Mukiibi, “Tüm bu yaşananlar gıdaya erişimimizi, gıda güvenliğimizi ve bizim açımızdan yağmuru merkeze almış tarım sistemimizi etkileyecek. İklim kriziyle mücadelede geniş kapsamlı iklim değişikliği adaptasyon çalışmaları yürütüyoruz.” ifadelerini kullandı.

Tüketim noktasında karşılaştıkları en büyük problemin ise gıda israfı olduğu bilgisini paylaşan Mukiibi, “Küresel gıda üretiminin neredeyse yarısı tabağımıza ulaşamadan israf ediliyor. Bununla birlikte enerji, kaynak, çiftçilerin o ürünleri üretirken harcadıkları zaman da israf edilmiş olunuyor yani gıda israfı tabağımızın çok ötesinde. Çünkü bir ürün yetiştirirken çok fazla su kullanıyorsunuz, topraktan çok fazla besin maddesi alıyorsunuz. Bunların hepsi israf ediliyor. Gıdaya yapabileceğiniz en büyük saygısızlık onu israf etmek.

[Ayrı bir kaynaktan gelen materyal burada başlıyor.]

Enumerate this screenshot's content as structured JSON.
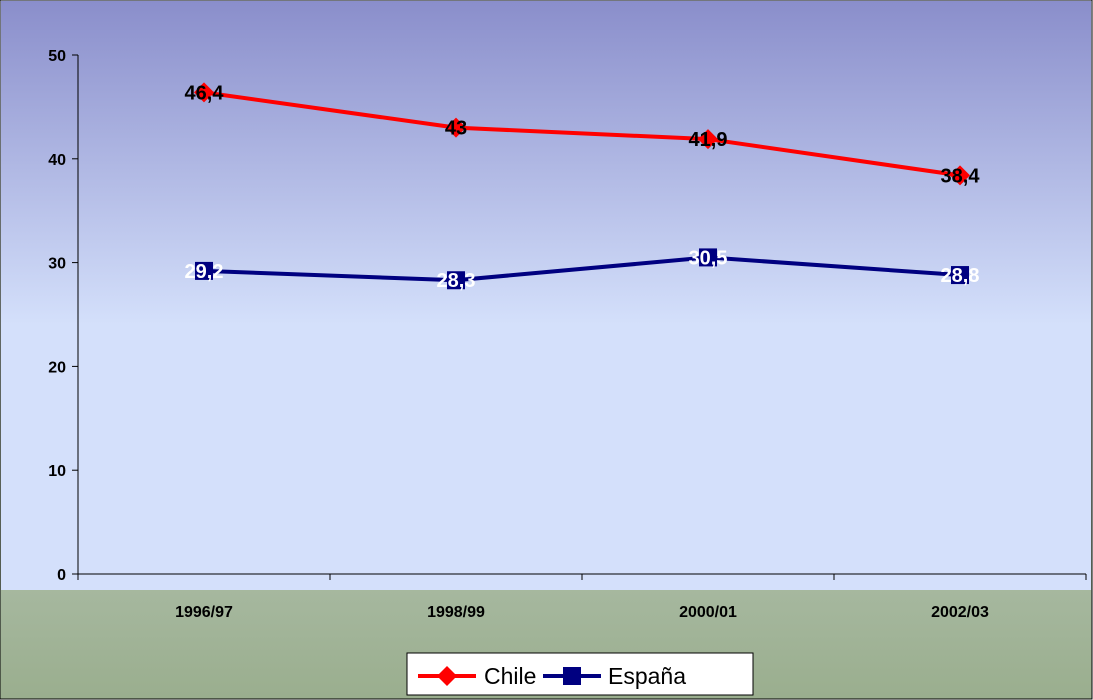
{
  "chart_data": {
    "type": "line",
    "categories": [
      "1996/97",
      "1998/99",
      "2000/01",
      "2002/03"
    ],
    "series": [
      {
        "name": "Chile",
        "values": [
          46.4,
          43,
          41.9,
          38.4
        ],
        "labels": [
          "46,4",
          "43",
          "41,9",
          "38,4"
        ],
        "color": "#ff0000",
        "marker": "diamond",
        "label_color": "#000000"
      },
      {
        "name": "España",
        "values": [
          29.2,
          28.3,
          30.5,
          28.8
        ],
        "labels": [
          "29,2",
          "28,3",
          "30,5",
          "28,8"
        ],
        "color": "#000080",
        "marker": "square",
        "label_color": "#ffffff"
      }
    ],
    "ylim": [
      0,
      50
    ],
    "yticks": [
      0,
      10,
      20,
      30,
      40,
      50
    ],
    "grid": false,
    "legend": "bottom-center",
    "plot_background": [
      "#8a8ecb",
      "#d4e0fb"
    ],
    "outer_background": [
      "#e6ecf8",
      "#9aae8e"
    ]
  }
}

Ayrıca gıda israfı, doğaya da bir saygısızlık.” değerlendirmesini yaptı.

Özelikle gençlerin önlerine gelen tabağın hikayesini bilmediğine ve daha çok israf ettiğine dikkati çeken Mukiibi, Slow Food olarak bu farkındalığın kazandırılması için her yıl Nisan ayını “gıda israfı ile mücadele ayı” olarak belirlediklerini sözlerine ekledi.